Many people, unless they are members of an SoC’s physical design team themselves, assume that third-party IP blocks are delivered with a high-level pre-defined form-factor (“This block to be implemented as a rectangle with a 2:1 aspect ratio,” sort of thing). In fact, this is not necessarily the case. Stelios told me about one design team who wished to implement their PCIe controller in a much longer and thinner form-factor than usual because this was “all the space they had left.”
You may also be assuming that DSO.ai does little more than move the IP blocks around like pieces on a chess board (which itself is a non-trivial task). Well, DSO.ai does do this, but it also moves elements around within the IP blocks themselves.
One more assumption you may be making is that most IP blocks are square or rectangular. In fact, you can expect to meet a weird and wonderful collection of rectilinear shapes. That is, shapes all of whose sides meet at right angles. The easiest way to visualize this is like trying to build an SoC using IPs shaped like pieces in a game of Tetris.
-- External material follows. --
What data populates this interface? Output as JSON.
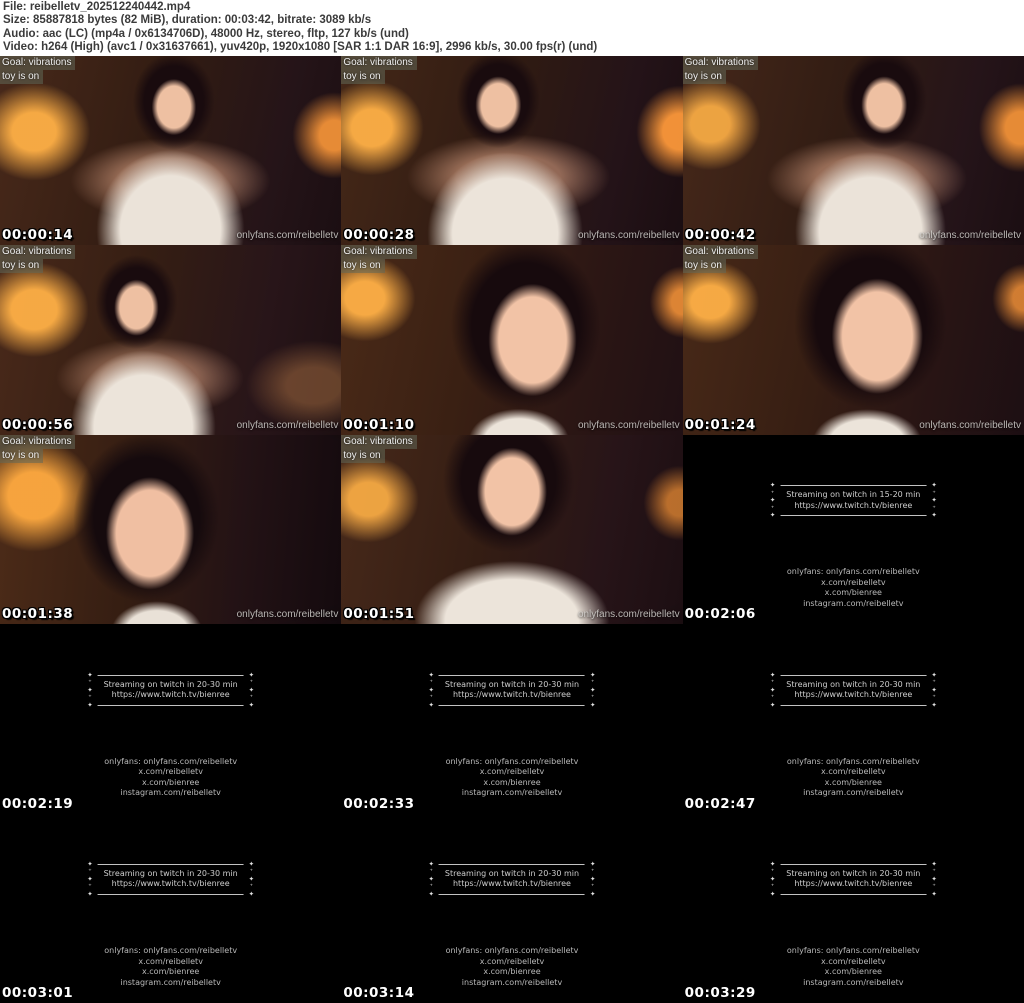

The bottom line is that, even if your new SoC design boasts hundreds of tried and tested IP blocks, every new physical layout is going to provide a new and exciting adventure. As compared to your previous designs, the floor plan you’re working with will be unique, your constraints will be different, the target node and the flavor of that node are generally going to be different, and the process development kit (PDK) is going to be different. All of this provides almost unbounded scope for DSO.ai to work with.
Things are already exciting, but it’s important to note that we are still barely dipping our toes in the AI-enabled waters. For example, DSO.ai currently takes over after the system architects have defined the SoC and the front-end designers have created its logical implementation. At some stage in the not-so-distant future, DSO.ai or its successors will start to come into play much earlier in the development process.
Similarly, when we were talking about IP blocks shaped like the pieces in a game of Tetris earlier, these shapes are currently defined by humans. I don’t think it will be long, however, before tools like DSO.ai start to vary the shapes with which they are working, eventually escaping the bounds of rectilinear forms completely.
I’ve said it before, and I’ll say it again, we certainly do live in interesting times (we can but hope that things don’t become too interesting). How about you? Do you have any thoughts you’d care to share on any of this?